The lack of comprehensive coverage of short-term plans means that they are often cheaper than other types of health insurance. So while your regular health insurance policy may be valid for 12 months, a long-term health plan keeps you covered for 2 or 3 years. Former employees can maintain health insurance coverage through COBRA, but there is one vital caveat: you are responsible for all health plan costs. Leaving your job and losing your employer's health coverage entitles you to a special enrollment period through the marketplace.
However, the employer must allow you access to your health insurance plan for at least 18 months after termination through COBRA. Employers set the guidelines for when employer-sponsored health coverage ends once you quit or are fired. You can get employer-based insurance even if you apply outside of the annual health insurance open enrollment period, since a new job is a "qualifying life event that allows you to immediately purchase major medical insurance". Now that you are enrolled, we will send you reminders of the deadlines, as well as advice on how to enrol, stay enrolled and make the most of your health insurance.

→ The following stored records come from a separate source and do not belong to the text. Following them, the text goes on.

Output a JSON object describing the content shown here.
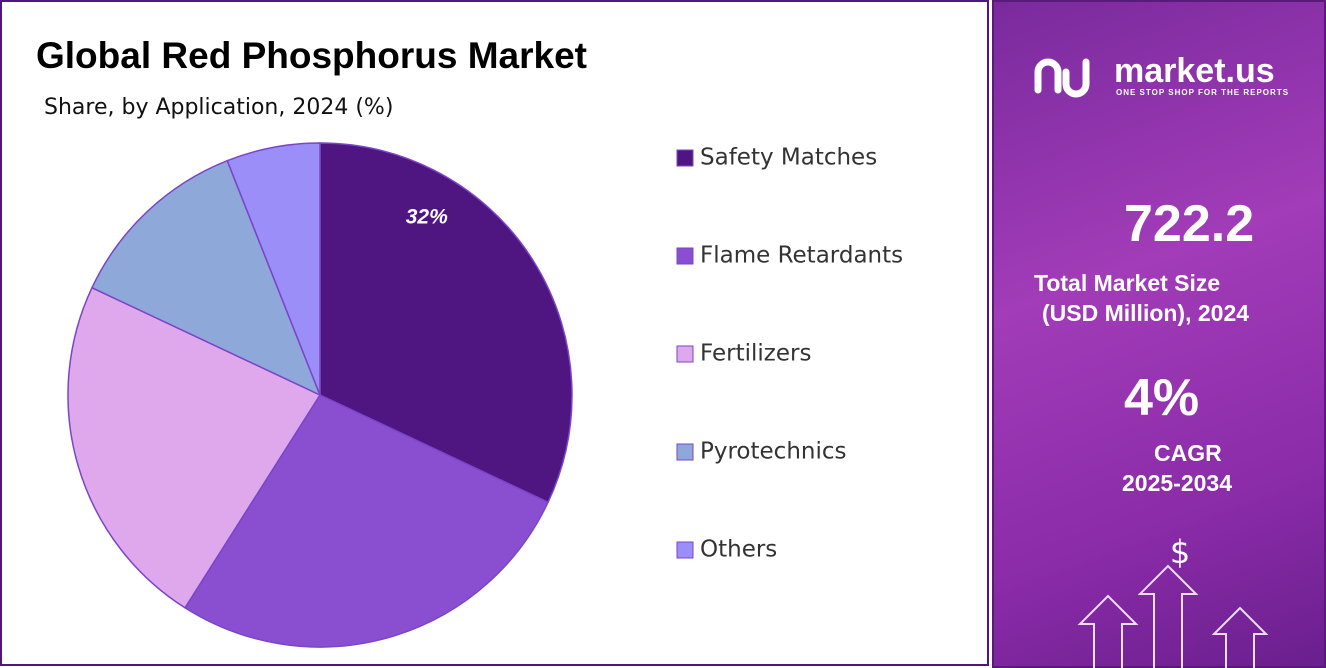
{
  "chart_data": {
    "type": "pie",
    "title": "Global Red Phosphorus Market",
    "subtitle": "Share, by Application, 2024 (%)",
    "categories": [
      "Safety Matches",
      "Flame Retardants",
      "Fertilizers",
      "Pyrotechnics",
      "Others"
    ],
    "values": [
      32,
      27,
      23,
      12,
      6
    ],
    "value_labels": [
      "32%",
      null,
      null,
      null,
      null
    ],
    "colors": [
      "#4f1682",
      "#8a4fd1",
      "#e0a8ec",
      "#8fa8da",
      "#9b8ef8"
    ]
  },
  "sidebar": {
    "brand": "market.us",
    "tagline": "ONE STOP SHOP FOR THE REPORTS",
    "market_size": "722.2",
    "market_size_label_1": "Total Market Size",
    "market_size_label_2": "(USD Million), 2024",
    "cagr": "4%",
    "cagr_label_1": "CAGR",
    "cagr_label_2": "2025-2034"
  }
}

If you are laid off, this would be a qualifying event and you will qualify for special enrollment for an Affordable Care Act health care policy. If you are married, you may be able to enrol in your spouse's employer-sponsored health insurance. Loss of health insurance coverage from work is a qualifying event that makes you eligible for a special enrolment period that generally lasts up to 60 days after the triggering event (such as quitting your job). After termination, it is your employer who determines how long you can continue employer-sponsored health insurance coverage.
If you choose to go on COBRA (which is a health care continuation law), you will have to pay ALL of the premium that your employer may have previously paid PLUS an administrative cost (total 102 e premium).